I just wanted to draw pictures of limp wieners on peoples doors and smash pictures of palm trees. That's it.
There's a girl n class drinking wine out of a taco bell cup. I can smell it.. it's totally reisling. JEALOUS.
In my 8 am class there was a pack of birth control on the board with a note saying, "Some dude somewhere is unhappy."
Have $25 to my name but it's $2 pitchers. I have no choice but to go.
I'm going to start telling people I'm a sophomore so they stop asking me about college and what I want to do with my life
After the nose/jizz incident i think our relationship can handle anything.
I just puked so hard I pissed myself. Outta my ass. I just won hangover of the century.
Believe me. As soon as the boss man is out the door. I am on my way to wow your vagina with my horse-like attributes.
Maybe we could get a groupon for vasectomy. I'm game.

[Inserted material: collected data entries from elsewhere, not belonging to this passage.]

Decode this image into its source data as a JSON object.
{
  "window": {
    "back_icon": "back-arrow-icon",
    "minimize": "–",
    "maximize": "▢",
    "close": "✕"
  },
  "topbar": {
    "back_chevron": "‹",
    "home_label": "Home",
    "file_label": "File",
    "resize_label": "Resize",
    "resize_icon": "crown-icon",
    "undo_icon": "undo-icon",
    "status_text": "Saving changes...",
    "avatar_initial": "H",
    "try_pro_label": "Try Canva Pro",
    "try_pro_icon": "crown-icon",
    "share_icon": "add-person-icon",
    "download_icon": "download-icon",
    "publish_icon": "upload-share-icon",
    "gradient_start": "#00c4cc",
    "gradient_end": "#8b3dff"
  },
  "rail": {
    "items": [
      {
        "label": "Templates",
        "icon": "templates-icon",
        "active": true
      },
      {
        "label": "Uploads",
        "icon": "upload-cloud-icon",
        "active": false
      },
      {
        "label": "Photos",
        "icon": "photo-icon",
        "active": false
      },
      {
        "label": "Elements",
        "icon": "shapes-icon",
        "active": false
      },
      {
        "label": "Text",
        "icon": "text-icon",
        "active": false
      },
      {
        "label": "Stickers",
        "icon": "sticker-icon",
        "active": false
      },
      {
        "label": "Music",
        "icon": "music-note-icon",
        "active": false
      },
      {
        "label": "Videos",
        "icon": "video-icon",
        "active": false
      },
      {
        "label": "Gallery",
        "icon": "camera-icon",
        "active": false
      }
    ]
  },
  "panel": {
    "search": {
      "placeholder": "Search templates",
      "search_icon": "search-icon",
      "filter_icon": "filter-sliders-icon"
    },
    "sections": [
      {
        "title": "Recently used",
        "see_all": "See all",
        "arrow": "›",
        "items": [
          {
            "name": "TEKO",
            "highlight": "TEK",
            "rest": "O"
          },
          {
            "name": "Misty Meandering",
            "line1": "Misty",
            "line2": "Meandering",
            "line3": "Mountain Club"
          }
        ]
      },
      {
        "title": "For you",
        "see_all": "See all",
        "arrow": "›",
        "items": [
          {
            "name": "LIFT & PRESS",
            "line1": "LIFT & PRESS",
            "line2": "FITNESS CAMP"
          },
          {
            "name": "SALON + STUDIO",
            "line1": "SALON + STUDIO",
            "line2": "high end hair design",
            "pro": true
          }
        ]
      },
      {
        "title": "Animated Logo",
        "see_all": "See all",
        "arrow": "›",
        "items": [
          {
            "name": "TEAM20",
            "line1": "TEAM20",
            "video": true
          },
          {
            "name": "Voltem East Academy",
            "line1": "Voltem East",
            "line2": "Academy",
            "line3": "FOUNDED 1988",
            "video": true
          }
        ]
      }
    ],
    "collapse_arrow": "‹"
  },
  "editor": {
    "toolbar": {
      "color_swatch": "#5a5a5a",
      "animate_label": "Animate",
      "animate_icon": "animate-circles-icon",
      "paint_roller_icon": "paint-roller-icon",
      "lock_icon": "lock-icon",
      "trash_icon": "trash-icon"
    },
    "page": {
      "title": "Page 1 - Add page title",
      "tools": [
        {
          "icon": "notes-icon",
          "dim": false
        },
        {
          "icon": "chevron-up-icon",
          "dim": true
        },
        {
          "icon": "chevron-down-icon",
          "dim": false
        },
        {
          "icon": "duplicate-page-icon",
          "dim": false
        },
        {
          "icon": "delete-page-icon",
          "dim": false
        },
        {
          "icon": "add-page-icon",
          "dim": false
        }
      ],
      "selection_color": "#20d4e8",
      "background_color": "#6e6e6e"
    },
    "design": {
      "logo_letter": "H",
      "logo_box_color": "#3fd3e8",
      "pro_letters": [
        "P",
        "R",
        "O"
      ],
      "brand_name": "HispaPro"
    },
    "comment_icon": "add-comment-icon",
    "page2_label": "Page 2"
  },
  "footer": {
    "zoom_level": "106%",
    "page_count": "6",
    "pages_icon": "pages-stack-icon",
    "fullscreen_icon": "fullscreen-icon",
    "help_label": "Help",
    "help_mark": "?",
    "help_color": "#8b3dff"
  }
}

Well, when you bump into your parents at a swingers meetup, it's time to change cities
Are you wearing clothes?
Fuck no, who do you think I am
I found a playlist on my ipod with only one song on it: gold digger. confused, but not surprised.
So how'd the job interview go?
well turns out the guy interviewing me was a regular at the strip club where i used to work. Talk about awkward
Hey I'm at the gym and I need your personal trainer help. Also can you send me that picture of me eating a sausage. I want to post it on instgram.
You microwaved all of my silverware, I don't care if you spent all your money on tequila, you're paying for this.